Einige Investmentfondsunternehmen haben „Einkommensersatzfonds“ eingeführt. Diese leisten monatliche Zahlungen, die sich aus Einkommen und Kapitalrendite zusammensetzen. Ziel dieser Fonds ist es, jeden Monat zuverlässige Zahlungen zu leisten. Anleger können zwischen Ersatzfonds mit unterschiedlichen Zieldaten wählen. Der Fonds versucht, jedes Jahr genügend Kapital für den Anleger zu erhalten, sodass die Zahlungen bis zum Zieldatum fortgesetzt werden, bevor das Kapital aufgebraucht ist.

Leute, die ihr Einkommen aufbessern möchten, wenden sich möglicherweise an Investmentfonds, die jeden Monat eine Dividende ausschütten. Die Dividenden von Investmentfonds resultieren aus Dividenden- und Zinserträgen des Fondsportfolios. Viele solcher Fonds haben „Einkommen“ in ihrem Namen. Investmentfonds müssen ihre Renditen und Dividendenkalender offenlegen, damit Anleger im Voraus wissen, wie viel und wie oft sie damit rechnen müssen.

Geschlossene Fonds

Geschlossene Investmentfonds handeln wie Aktien.

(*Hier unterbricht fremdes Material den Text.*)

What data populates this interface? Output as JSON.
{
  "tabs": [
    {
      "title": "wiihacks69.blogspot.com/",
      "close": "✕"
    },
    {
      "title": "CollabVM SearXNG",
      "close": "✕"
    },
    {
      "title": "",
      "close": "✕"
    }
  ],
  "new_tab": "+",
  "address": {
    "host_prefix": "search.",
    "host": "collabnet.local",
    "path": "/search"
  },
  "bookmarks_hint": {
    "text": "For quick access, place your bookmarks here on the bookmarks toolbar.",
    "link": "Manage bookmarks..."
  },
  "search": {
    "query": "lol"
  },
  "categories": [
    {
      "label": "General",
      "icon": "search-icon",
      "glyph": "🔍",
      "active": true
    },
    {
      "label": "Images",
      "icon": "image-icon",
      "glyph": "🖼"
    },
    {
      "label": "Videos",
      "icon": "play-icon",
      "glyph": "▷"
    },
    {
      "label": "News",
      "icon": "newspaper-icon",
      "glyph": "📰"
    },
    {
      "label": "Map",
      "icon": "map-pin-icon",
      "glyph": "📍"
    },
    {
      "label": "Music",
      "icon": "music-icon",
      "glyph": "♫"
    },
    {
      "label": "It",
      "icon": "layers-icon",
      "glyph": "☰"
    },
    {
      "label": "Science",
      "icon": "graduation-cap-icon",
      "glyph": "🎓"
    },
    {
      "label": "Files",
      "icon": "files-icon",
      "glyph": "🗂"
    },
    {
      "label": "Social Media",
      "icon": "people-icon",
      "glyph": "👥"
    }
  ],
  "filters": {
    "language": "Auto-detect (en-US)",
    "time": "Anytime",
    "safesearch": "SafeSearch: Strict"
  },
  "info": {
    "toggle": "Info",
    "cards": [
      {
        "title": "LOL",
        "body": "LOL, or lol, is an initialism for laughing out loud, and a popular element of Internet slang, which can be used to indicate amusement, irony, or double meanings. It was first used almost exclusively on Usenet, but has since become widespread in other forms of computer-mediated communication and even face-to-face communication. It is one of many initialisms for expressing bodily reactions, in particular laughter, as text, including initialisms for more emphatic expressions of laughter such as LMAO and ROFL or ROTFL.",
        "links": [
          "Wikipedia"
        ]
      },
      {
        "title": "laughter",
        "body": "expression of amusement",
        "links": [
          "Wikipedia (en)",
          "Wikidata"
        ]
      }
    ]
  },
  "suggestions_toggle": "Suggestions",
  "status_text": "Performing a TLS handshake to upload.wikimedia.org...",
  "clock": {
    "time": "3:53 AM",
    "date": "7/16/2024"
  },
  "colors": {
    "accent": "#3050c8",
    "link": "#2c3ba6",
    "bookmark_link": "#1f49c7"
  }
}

Die Anteile repräsentieren einen Wertpapierkorb der Investmentgesellschaft. Der Anteilspreis eines geschlossenen Fonds hängt vom Angebot und der Nachfrage nach Anteilen ab, nicht vom Nettoinventarwert des Portfolios. Sie werden häufig geschlossene Investmentfonds vorfinden, die mit einem Abschlag auf ihren Nettoinventarwert verkauft werden. Für einkommensstarke Anleger kann dies ein Gewinn sein, denn je höher der Abschlag, desto höher die Rendite. Auf der negativen Seite haben geschlossene Investmentfonds normalerweise höhere Gebühren als ihre offenen Brüder.